All in all, as we continue to tap our natural gas resources, demand for these compression services will continue to grow. In fact, tapping our unconventional shale formations in North America will require more than three times (PDF) the amount of current capacity. That’s more than 300,000 horsepower of compression across all segments of the natural gas market.
That fact is producing some serious coin for the natural gas stocks that provide these pressure services … and in turn, some serious dividend yields for investors.
Here are three of the natural gas stocks that can transform the high pressure into high dividend yield:
Dividend Yield: 7.3%
When it comes to a pressurized play, Exterran Partners, LP (EXLP) could be investor’s first stop. This company is the largest provider of compression services in the United States at more than 2.4 million horsepower worth of capacity. That capacity seems to moving across the world, as EXLP continues to rack-up contracts with various national oil companies and super-majors.
Exterran’s compression products can now be found in faraway natural gas markets like Nigeria and Brazil.
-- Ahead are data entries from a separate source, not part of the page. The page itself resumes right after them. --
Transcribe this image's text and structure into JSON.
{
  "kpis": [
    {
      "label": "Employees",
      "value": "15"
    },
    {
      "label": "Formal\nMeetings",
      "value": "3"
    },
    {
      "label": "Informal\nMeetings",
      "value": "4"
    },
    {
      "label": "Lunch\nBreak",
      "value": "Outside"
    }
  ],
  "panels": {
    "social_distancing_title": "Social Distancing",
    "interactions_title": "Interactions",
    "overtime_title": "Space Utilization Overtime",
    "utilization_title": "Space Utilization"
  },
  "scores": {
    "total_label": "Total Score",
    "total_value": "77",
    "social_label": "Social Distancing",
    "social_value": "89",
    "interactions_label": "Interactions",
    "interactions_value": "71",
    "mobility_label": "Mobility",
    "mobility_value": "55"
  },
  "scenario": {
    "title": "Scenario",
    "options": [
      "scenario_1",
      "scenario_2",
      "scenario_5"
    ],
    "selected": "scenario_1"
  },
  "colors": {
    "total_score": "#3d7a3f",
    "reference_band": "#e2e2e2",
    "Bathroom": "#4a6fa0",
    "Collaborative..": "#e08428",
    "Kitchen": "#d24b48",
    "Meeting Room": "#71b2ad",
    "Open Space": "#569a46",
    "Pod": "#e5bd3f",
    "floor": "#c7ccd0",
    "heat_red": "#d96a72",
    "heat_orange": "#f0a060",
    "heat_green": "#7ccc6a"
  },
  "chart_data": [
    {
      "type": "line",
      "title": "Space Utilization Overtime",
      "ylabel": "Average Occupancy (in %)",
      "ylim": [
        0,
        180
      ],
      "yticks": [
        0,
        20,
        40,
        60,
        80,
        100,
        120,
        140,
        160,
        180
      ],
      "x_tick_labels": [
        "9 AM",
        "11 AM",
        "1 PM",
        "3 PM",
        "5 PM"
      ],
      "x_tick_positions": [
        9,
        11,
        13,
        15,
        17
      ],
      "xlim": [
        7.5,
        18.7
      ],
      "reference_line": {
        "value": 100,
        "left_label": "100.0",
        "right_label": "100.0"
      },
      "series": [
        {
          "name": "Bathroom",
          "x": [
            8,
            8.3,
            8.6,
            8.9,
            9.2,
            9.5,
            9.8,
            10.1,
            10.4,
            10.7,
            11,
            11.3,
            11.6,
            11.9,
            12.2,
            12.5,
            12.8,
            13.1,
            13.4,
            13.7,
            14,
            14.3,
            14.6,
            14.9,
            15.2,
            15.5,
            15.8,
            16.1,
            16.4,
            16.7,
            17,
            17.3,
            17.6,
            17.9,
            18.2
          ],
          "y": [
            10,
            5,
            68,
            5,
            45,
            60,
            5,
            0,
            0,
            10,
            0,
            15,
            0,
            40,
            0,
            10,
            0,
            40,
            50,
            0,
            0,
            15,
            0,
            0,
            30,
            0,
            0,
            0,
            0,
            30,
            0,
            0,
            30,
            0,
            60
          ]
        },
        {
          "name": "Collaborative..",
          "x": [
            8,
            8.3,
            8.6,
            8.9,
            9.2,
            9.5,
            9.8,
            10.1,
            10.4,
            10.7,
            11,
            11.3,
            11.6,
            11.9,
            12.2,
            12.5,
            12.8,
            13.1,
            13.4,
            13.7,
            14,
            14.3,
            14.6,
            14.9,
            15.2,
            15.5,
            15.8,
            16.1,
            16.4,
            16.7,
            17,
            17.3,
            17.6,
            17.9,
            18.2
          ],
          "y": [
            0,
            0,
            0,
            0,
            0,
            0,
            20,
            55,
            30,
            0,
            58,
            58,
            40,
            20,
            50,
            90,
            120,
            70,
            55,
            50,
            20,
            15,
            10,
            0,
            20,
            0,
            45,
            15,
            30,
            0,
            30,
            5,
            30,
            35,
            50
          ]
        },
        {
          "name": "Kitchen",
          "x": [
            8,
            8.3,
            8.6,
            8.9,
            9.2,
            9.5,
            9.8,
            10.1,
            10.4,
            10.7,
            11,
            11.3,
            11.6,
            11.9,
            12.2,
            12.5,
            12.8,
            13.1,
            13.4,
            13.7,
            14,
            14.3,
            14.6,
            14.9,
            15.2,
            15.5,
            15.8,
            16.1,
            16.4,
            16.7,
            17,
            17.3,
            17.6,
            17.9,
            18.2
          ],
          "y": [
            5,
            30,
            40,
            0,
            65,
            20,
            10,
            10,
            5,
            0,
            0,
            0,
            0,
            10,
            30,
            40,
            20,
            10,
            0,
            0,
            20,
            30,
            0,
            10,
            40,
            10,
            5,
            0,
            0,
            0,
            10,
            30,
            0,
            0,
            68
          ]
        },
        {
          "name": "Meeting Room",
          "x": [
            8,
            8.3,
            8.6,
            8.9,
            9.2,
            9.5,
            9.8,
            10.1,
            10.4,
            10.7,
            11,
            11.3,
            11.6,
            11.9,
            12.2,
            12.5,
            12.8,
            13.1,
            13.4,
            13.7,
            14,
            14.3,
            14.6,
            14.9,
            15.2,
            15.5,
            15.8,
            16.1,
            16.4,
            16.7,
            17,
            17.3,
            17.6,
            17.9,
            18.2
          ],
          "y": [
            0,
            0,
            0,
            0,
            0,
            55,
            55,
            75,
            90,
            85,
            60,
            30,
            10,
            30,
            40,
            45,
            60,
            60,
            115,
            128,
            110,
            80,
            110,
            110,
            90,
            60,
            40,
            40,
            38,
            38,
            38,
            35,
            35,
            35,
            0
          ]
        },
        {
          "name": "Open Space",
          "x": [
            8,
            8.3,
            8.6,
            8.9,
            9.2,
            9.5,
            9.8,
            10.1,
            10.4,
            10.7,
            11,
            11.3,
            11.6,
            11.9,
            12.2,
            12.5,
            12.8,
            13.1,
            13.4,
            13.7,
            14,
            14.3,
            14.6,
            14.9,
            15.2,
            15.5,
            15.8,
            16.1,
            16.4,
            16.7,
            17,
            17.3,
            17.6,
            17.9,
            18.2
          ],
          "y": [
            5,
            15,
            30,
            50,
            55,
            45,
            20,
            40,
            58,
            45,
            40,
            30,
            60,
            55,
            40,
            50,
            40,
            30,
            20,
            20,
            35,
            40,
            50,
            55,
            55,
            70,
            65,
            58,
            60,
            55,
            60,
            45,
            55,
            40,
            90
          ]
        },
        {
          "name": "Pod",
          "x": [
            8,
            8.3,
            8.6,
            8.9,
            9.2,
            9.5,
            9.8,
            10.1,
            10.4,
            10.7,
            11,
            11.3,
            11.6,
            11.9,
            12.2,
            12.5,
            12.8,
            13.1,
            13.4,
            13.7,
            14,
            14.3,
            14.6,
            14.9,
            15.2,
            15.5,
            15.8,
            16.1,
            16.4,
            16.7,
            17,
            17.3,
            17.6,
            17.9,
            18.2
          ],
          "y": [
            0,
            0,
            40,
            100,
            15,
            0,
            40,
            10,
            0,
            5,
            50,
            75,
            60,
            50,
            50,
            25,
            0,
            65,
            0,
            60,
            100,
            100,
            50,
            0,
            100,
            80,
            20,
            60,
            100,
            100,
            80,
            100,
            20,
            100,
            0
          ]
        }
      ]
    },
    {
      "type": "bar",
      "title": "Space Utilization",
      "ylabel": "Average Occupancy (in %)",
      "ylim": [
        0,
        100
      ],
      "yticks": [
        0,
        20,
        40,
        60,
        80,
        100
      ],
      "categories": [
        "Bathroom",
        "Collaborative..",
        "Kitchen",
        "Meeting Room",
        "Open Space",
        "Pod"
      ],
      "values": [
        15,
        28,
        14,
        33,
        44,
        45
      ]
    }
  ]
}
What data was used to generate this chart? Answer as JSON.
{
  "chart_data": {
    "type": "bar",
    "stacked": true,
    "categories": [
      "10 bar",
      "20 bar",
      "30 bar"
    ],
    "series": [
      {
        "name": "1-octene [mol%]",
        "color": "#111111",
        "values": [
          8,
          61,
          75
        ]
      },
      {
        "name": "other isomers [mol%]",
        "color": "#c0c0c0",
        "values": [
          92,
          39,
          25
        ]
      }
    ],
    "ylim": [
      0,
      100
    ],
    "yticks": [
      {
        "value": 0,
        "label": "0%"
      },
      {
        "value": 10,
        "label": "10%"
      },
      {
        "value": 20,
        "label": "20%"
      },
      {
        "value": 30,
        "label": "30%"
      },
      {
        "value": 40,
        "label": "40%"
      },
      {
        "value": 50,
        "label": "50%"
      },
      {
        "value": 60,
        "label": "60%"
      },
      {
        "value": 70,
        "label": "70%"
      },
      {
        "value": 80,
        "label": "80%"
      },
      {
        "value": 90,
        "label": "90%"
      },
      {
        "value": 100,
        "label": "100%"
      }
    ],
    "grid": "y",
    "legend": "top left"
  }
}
The key for investors is that EXLP is a master limited partnership subsidiary of Exterran Holdings (EXH). That relationship helps plenty of juicy dropdown transactions designed to boost EXLP’s cash flows to unitholders and its parent. Since going public in 2006, EXLP has used this to its advantage and has boosted its quarterly payouts to investors by 33% since its first distribution in 2007. The latest bump came at the end of January.
EXLP stock now yields an impressive 7.3%.
USA Compression Partners
Dividend Yield: 7.2%
While EXLP has its hands across the entire natural gas value chain, USA Compression Partners, LP (USAC) generally focuses on midstream applications. Over 90% of USAC’s generated horsepower is used in large‑volume gathering systems, processing facilities and pipeline applications. The bulk of those compressors are located in natural gas hotbeds like the Marcellus, Fayetteville and Haynesville shales.
That focus on midstream compression provides USAC stock with more stable revenues as its pumps are generally leased out for long-term contracts to pipeline owners — roughly two to five years. Additionally, many of those contracts continually get re-upped as you generally don’t pick up and move pipeline to another location. Also helping is USAC’s young fleet of high horsepower compression units. Those command higher rents from midstream firms.
All in all, that stability has helped USAC stock continually boost its distribution. The latest was a 4% increase vs. the previous quarter. USAC yields a hefty 7.2% as of its last quarterly payout.
Dividend Yield: 8.2%
If USAC can be seen as a play on the safer end of the compression market, then Compressco Partners, LP (GSJK) can be used as a play on the risky side. GSJK focuses almost exclusively on the upstream market for natural gas. That means its smaller-horsepower pumps are subject to whims of actual natural gas exploration efforts.
So goes production from a single well, so goes GSJK’s earnings. Of course, that risk is mitigated by a high yield of more than 8%.
However, GSJK does have a nice ace up its sleeve — providing specialized compression equipment designed to improve flows in mature and dying fields. As we all know, many mature and legacy (read: “easy”) sources of energy are quickly drying up. By using GSJK’s products, E&P firms are able to squeeze out more production from the wells and improve their lifespan. Over the longer term, that should bolster GSJK’s cash flows and strengthen its dividend.
The bottom line for investors: There’s big money and dividend yield to be had if you put your natural gas holdings under some pressure.
As of this writing, Aaron Levitt did not hold a position in any of the aforementioned securities.